Even today I'm not sure what worked and what didn't, what was me and what was simply life. When they were very small, I suppose I thought someday they would become who they were because of what I'd done. Now I suspect they simply grew into their true selves because they demanded in a thousand ways that I back off and let them be. The books said to be relaxed and I was often tense, matter-of-fact and I was sometimes over the top.

And look how it all turned out. I wound up with the three people I like best in the world who have done more than anyone to excavate my essential humanity.
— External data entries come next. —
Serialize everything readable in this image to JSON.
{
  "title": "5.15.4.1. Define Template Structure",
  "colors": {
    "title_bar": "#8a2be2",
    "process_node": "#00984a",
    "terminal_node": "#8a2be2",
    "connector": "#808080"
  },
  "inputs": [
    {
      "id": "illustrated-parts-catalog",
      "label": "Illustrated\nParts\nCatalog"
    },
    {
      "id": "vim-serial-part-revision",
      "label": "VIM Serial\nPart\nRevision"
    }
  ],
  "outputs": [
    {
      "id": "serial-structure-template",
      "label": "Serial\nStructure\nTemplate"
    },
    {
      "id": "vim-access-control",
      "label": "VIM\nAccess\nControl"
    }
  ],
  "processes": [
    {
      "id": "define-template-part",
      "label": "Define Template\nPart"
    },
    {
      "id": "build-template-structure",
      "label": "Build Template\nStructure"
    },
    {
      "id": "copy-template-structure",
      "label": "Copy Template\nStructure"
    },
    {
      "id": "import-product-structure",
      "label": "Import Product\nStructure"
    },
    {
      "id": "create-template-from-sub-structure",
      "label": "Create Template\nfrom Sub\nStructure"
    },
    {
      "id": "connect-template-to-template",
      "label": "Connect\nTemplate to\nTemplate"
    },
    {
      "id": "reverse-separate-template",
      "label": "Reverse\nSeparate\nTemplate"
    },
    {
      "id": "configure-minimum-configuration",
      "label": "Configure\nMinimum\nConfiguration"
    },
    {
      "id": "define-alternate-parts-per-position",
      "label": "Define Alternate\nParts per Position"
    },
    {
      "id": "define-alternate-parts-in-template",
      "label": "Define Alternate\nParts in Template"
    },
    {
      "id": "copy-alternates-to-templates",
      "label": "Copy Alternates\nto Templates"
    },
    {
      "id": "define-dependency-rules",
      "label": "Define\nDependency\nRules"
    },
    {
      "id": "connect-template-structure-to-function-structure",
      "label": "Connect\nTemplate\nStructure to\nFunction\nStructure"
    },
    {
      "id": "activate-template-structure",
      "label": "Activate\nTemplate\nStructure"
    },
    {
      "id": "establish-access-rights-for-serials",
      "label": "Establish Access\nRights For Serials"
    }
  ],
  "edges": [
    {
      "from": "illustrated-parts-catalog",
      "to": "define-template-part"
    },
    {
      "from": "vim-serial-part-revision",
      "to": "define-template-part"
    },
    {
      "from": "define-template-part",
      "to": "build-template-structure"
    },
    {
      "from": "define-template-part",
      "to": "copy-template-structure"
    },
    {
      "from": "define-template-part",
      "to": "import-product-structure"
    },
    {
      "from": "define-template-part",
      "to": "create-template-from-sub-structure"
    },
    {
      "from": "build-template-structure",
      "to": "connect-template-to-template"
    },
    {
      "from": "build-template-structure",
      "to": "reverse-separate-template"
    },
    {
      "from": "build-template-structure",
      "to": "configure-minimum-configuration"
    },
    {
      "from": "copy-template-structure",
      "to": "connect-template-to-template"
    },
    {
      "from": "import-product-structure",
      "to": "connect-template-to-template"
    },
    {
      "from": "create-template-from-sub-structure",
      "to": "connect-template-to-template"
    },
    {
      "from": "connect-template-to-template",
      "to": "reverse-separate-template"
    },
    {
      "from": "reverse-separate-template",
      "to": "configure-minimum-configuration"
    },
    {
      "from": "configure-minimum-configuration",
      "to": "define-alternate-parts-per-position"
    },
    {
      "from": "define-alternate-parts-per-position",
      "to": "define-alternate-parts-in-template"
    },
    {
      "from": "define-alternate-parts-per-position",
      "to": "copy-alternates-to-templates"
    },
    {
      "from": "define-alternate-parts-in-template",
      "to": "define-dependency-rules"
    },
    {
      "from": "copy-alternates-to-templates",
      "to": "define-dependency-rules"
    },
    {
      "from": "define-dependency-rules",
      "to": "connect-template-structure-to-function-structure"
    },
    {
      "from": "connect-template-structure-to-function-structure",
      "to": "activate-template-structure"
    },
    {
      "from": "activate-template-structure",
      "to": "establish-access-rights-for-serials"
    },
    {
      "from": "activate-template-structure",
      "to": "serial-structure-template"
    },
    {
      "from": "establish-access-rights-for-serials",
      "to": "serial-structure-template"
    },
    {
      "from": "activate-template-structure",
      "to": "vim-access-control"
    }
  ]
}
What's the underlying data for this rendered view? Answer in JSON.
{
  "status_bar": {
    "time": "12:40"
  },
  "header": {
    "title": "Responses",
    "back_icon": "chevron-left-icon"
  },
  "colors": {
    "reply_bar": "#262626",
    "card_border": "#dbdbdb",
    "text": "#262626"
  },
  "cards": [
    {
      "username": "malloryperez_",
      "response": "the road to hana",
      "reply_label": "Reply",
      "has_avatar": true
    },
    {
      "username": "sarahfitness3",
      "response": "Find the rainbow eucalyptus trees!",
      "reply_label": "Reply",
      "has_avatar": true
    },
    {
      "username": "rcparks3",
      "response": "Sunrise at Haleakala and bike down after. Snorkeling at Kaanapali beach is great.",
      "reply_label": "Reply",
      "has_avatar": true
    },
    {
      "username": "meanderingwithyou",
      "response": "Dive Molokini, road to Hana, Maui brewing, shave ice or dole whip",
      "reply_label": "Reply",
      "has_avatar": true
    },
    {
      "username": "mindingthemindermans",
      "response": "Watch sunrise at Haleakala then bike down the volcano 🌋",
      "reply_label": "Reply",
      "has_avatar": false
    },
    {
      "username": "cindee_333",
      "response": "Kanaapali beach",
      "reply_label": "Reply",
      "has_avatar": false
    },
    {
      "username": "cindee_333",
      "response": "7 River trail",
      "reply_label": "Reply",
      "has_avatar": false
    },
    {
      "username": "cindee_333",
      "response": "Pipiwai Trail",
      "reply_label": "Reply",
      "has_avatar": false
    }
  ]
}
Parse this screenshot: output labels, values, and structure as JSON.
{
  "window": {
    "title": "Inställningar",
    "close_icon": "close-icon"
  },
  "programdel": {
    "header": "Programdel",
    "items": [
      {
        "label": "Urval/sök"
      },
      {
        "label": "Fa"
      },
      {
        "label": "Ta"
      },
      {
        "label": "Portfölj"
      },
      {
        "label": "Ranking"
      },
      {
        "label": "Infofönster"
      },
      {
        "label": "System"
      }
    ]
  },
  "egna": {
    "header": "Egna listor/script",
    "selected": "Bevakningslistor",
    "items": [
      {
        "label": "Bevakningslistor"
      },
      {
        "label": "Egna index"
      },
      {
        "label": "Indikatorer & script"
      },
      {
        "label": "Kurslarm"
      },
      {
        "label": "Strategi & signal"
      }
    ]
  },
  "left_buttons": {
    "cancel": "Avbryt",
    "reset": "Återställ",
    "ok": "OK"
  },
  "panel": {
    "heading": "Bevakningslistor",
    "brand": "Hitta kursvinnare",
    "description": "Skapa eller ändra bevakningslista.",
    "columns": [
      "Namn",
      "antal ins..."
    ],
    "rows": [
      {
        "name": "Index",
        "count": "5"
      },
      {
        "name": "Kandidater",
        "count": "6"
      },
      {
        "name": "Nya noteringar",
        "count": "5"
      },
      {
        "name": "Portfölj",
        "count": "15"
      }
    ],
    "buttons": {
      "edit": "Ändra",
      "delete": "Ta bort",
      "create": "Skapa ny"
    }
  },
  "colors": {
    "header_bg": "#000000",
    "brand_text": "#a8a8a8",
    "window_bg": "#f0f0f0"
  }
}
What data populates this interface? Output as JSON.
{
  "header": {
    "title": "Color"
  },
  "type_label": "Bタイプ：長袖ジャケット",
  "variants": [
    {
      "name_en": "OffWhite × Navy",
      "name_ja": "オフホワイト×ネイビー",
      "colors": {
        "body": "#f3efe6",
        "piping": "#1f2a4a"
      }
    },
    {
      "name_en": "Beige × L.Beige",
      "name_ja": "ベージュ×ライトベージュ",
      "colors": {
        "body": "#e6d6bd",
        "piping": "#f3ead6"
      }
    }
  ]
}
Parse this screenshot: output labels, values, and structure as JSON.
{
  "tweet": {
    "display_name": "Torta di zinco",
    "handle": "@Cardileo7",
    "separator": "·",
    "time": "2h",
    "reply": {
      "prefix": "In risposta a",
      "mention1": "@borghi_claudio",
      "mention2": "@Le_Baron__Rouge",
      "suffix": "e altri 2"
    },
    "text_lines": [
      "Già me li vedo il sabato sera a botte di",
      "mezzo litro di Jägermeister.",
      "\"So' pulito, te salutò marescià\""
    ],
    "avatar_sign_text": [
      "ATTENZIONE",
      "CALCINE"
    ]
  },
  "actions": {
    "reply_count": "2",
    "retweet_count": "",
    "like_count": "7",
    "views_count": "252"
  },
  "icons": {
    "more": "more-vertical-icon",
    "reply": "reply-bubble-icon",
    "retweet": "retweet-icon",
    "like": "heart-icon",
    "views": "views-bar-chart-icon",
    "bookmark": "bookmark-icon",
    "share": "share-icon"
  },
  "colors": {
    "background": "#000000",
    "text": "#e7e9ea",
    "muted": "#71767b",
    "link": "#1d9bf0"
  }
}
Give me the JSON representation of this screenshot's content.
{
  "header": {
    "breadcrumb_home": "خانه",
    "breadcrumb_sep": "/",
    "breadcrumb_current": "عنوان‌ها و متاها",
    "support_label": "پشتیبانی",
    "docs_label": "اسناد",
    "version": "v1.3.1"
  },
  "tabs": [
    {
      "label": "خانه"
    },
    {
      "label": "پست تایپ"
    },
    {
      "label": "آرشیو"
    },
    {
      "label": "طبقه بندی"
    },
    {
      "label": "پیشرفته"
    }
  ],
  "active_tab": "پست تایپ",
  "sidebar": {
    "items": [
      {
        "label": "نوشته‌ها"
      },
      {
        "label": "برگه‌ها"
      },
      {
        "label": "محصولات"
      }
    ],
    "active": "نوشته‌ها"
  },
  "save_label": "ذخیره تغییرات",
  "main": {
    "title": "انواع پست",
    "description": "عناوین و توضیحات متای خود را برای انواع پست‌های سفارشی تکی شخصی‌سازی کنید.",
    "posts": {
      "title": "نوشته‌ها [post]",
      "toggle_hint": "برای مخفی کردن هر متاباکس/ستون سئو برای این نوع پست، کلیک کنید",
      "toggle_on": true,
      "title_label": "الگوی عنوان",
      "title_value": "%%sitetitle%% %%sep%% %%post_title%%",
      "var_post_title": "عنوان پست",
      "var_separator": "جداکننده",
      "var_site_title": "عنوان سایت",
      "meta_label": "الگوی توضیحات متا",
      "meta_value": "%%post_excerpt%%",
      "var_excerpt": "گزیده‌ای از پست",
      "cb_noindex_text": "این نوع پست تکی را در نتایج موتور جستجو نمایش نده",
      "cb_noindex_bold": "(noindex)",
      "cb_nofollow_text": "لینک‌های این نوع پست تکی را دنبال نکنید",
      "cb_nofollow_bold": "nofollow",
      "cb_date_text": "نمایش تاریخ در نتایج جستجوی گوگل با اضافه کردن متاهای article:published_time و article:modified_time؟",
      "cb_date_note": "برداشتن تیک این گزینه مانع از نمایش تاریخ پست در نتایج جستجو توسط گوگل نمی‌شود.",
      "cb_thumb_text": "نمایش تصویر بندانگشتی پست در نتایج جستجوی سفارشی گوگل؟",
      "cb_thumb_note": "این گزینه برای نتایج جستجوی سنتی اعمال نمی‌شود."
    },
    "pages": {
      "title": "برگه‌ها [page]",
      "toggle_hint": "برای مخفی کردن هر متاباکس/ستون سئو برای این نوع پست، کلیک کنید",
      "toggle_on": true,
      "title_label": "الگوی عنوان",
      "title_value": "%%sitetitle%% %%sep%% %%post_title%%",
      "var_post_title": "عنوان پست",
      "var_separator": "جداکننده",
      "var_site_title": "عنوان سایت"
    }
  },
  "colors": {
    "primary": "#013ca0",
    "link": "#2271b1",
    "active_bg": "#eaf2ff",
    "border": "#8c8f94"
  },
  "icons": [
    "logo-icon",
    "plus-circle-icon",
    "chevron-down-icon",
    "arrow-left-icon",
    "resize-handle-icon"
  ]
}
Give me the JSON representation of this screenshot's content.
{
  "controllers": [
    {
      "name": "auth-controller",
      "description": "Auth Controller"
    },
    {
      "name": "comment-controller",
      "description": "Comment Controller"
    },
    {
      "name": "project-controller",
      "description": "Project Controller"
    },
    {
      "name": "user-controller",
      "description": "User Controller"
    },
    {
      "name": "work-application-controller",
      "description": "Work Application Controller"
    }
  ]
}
That's what the books never told me. I was bound and determined to learn from the experts. It just took me awhile to figure out who the experts were.

post signature

9 comments:

Andrea said...

That is good! It actually got me choked up with tears in my eyes! Maybe the pregnancy hormones are kicking in over time!

Mandy said...

Boy, I needed that today. Your day yesterday=my day today. Thanks for posting.

Alyson said...

Thanks for sharing that...we all need that reminder!!

Courtney said...

Love that!! I have days like that and I only have 1 screaming at me....I can only imagine. Hope your having a better day!!
Dreading the 2 year molars. We just went through weeks of crying and that was only for the 2 upper canine teeth. Horrible Screaming all through the night!!

Lillian Thomas said...

Perfectly said.
I can't wait to hear all about the concert.
See you Sunday!
xxoo~Lillian
P.S.~ and don't let that belly get sunburned at the beach!

Joanna said...

Thank you! I needed this too. I have no idea how we are going to do this either on some days...

mharper said...

Thanks! I needed to read that. I should read it every week!! They will won't be little for long. I will take babies all day over driving, dating, sending them off to college!!

Kitti Carriker said...

Even though my kids are big now, I love reading your posts! I was also quoting from this same Quindlen essay on my literary blog this month, and when I googled in search of the original source, your beautiful blog came up!

Thanks,

Fortnightly Kitti Carriker
http://kitticarriker.blogspot.com

Polly said...

HI, a friend referred me to this post today. Such a beautiful reminder to cherish our time with these little blessings, thank you!